27 September 2012, Shirley Apthorp, Financial Times
Review (en)
When the Mountain Changed its Clothing, Bochum Jahrhunderthalle
Heiner Goebbels’s new work weaves surreal stories, using a 40-strong girls’ choir from Slovenia
Two teenage girls, their faces calm as a Vermeer portrait, disembowel stuffed toys with dispassionate precision as they recite Gertrude Stein’s views on the rich, the poor and the very poor. Then younger girls take the teddy-bear innards and make them float like clouds over a plastic lawn. When the Mountain Changed its Clothing is Heiner Goebbels’s newest offering for the Ruhrtriennale, a 90-minute work built around Vocal Theatre Carmina Slovenica, a choir of 40 girls aged between 11 and 20 from Maribor, Slovenia. The piece purports to be about coming of age, about the many forms of transition in which these youngsters find themselves, about the unpredictable shifts from serenity to aggression that come with puberty. “What do little girls dream about? Knives and blood” quote the protagonists at one point – a reference to Die Wiederholung (1995), one of Goebbels’s early music theatre works. In the end, When the Mountain Changed its Clothing is a more abstract and dissociative work than the publicity suggested. Goebbels and his team have designed a surreal world between office-furniture chill and fake pastoral green in which the choir members act out scenes of childhood and spout precocious wisdom against a background of low thunder and pictorial soundscapes by Willi Bopp. They hum, sing, stamp and clap their way through chunks and snippets of their choral repertoire, from medieval hockets and Brahms to Schönberg and Sarah Hopkins. Much skill is displayed in this tightly crafted piece. The Carmina Slovenica (under conductor Karmina Silec) is a phenomenon in itself, with its mesmerising combination of steely discipline with exuberant physicality. The sound is often the hard-edged chesty bray we associate with women’s choirs from the former Eastern Bloc, but the young singers can shift to clean, honey-toned romanticism or glassy polytonality in the blink of an eye.
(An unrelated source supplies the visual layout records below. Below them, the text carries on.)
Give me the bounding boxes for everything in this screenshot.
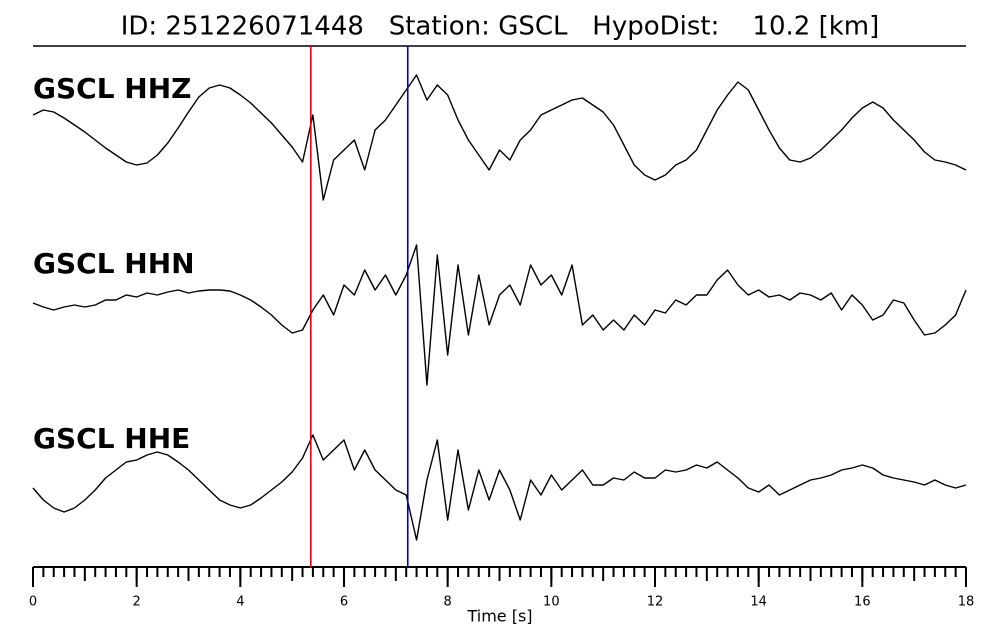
x-tick-label: 18 xyxy=(958,595,975,610)
channel-label: GSCL HHN xyxy=(33,247,195,280)
trace xyxy=(32,244,967,386)
x-tick-label: 10 xyxy=(543,595,560,610)
x-tick-label: 4 xyxy=(236,595,244,610)
chart-title: ID: 251226071448 Station: GSCL HypoDist:… xyxy=(121,12,880,42)
x-axis-label: Time [s] xyxy=(466,607,532,626)
x-tick-label: 14 xyxy=(750,595,767,610)
x-tick-label: 16 xyxy=(854,595,871,610)
x-tick-label: 6 xyxy=(340,595,348,610)
channel-label: GSCL HHE xyxy=(33,422,190,455)
x-tick-label: 12 xyxy=(647,595,664,610)
trace xyxy=(32,74,967,201)
channel-label: GSCL HHZ xyxy=(33,72,191,105)
x-tick-label: 0 xyxy=(29,595,37,610)
x-tick-label: 2 xyxy=(133,595,141,610)
trace xyxy=(32,434,967,541)
x-tick-label: 8 xyxy=(444,595,452,610)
Goebbels weaves his surreal stories around the girls with the deft touch of a seasoned theatre-maker, building layers of solo and ensemble work, dialogue and interplay, action and reflection in such a way that eye and ear are constantly beguiled. But for all its dark overtones, this is a slight piece, more meditation than statement. It is a co-production with seven other European theatres festivals, and will no doubt grow and sharpen with time.